Deformations of Q-curvature I

TL;DR

This paper studies the deformation of Q-curvature on closed Riemannian manifolds, providing classifications, stability results, and global realizability conditions, advancing understanding of geometric structures related to Q-curvature.

Contribution

It introduces new classification and stability results for Q-singular spaces and establishes global and local rigidity theorems for manifolds with nonnegative Q-curvature.

Findings

Classified nonnegative Einstein Q-singular spaces

Proved local rigidity for flat manifolds with nonnegative Q-curvature

Showed that any smooth function can be realized as Q-curvature on generic Q-flat manifolds

Abstract

In this article, we investigate deformation problems of $Q$-curvature on closed Riemannian manifolds. One of the most crucial notions we use is the $Q$-singular space, which was introduced by Chang-Gursky-Yang during 1990's. Inspired by the early work of Fischer-Marsden, we derived several results about geometry related to $Q$-curvature.
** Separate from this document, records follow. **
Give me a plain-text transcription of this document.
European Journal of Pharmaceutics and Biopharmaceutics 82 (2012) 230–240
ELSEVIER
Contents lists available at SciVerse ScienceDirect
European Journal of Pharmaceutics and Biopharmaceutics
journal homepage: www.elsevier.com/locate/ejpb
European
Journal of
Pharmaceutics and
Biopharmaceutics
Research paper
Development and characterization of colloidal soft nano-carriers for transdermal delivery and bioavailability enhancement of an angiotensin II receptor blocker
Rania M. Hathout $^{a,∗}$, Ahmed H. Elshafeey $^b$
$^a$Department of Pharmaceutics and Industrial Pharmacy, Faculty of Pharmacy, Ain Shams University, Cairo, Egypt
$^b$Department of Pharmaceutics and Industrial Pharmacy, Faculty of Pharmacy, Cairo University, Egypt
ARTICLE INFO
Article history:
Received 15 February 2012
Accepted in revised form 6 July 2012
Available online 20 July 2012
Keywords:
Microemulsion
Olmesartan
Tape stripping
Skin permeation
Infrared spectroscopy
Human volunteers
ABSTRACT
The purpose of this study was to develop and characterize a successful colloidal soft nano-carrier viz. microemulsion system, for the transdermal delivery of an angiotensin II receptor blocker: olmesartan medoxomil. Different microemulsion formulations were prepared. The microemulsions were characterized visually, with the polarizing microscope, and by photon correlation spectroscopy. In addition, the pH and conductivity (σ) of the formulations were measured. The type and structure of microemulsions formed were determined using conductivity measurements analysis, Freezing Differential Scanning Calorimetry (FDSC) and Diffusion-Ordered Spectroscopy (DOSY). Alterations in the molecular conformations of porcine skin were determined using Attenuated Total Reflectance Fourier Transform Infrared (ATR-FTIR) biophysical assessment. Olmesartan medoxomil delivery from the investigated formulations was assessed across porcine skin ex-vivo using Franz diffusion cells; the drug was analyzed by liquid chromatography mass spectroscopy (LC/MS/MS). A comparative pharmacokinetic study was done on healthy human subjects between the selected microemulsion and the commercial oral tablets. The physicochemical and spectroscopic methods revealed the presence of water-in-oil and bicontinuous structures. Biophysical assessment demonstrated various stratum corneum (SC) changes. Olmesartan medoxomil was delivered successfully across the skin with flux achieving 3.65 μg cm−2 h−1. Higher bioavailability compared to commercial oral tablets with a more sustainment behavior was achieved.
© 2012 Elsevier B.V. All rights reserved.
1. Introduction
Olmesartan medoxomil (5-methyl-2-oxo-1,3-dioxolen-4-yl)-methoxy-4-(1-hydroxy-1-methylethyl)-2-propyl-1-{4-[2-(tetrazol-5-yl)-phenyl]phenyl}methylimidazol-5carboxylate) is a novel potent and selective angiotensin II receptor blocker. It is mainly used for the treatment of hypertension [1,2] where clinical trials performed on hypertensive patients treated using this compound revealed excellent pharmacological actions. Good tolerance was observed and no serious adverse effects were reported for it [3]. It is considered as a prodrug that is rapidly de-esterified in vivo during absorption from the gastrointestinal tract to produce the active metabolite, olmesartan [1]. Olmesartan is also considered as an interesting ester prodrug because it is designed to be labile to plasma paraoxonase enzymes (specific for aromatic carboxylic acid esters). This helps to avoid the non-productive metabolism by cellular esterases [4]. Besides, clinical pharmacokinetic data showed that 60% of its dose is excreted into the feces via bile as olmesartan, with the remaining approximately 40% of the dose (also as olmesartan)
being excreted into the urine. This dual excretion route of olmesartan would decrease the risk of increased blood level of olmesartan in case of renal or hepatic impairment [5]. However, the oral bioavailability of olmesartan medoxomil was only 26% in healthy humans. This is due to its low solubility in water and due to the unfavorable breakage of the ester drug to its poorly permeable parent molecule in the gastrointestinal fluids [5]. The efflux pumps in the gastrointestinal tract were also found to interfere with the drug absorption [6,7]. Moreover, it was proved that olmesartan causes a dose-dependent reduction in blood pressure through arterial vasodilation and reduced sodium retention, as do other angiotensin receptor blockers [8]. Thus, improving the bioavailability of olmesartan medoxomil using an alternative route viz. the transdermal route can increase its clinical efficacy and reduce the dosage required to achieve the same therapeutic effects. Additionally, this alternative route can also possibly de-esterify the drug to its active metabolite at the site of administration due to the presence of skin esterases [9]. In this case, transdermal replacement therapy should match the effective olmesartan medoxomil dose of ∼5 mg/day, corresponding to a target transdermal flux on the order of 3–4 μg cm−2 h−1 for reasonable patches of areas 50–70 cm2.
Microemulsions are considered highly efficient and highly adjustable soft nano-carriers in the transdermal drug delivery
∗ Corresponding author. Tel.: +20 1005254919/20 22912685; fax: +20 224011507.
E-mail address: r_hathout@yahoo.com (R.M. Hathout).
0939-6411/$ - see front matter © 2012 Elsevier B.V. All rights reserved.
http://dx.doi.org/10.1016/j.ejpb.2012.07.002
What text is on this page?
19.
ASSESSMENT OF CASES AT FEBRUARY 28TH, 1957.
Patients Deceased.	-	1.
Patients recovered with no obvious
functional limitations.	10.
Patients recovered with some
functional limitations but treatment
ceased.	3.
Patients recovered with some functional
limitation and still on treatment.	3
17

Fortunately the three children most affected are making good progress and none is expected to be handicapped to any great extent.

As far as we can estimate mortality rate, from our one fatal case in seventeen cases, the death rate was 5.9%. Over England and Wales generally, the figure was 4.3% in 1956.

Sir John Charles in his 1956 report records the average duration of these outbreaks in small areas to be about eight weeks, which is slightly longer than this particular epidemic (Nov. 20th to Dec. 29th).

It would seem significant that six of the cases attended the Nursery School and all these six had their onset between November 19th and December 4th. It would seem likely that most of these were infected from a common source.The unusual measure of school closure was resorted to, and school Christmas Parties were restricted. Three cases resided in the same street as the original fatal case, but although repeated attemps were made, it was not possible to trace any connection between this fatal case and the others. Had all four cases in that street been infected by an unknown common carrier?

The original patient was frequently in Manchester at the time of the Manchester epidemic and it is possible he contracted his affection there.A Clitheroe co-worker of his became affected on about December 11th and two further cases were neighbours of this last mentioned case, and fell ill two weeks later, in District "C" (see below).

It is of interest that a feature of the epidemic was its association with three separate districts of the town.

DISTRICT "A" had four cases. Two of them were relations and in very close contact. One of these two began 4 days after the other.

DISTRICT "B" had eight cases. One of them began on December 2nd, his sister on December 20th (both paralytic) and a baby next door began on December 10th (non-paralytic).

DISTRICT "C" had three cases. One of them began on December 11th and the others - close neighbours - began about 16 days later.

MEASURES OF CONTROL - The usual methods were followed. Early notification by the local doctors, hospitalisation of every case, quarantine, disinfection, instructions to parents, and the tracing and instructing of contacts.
It includes classifications for nonnegative Einstein $Q$-singular spaces, linearized stability of non-$Q$-singular spaces and a local rigidity result for flat manifolds with nonnegative $Q$-curvature. As for global results, we showed that any smooth function can be realized as a $Q$-curvature on generic $Q$-flat manifolds, while on the contrary a locally conformally flat metric on $n$-tori with nonnegative $Q$-curvature has to be flat. In particular, there is no metric with nonnegative $Q$-curvature on $4$-tori unless it is flat.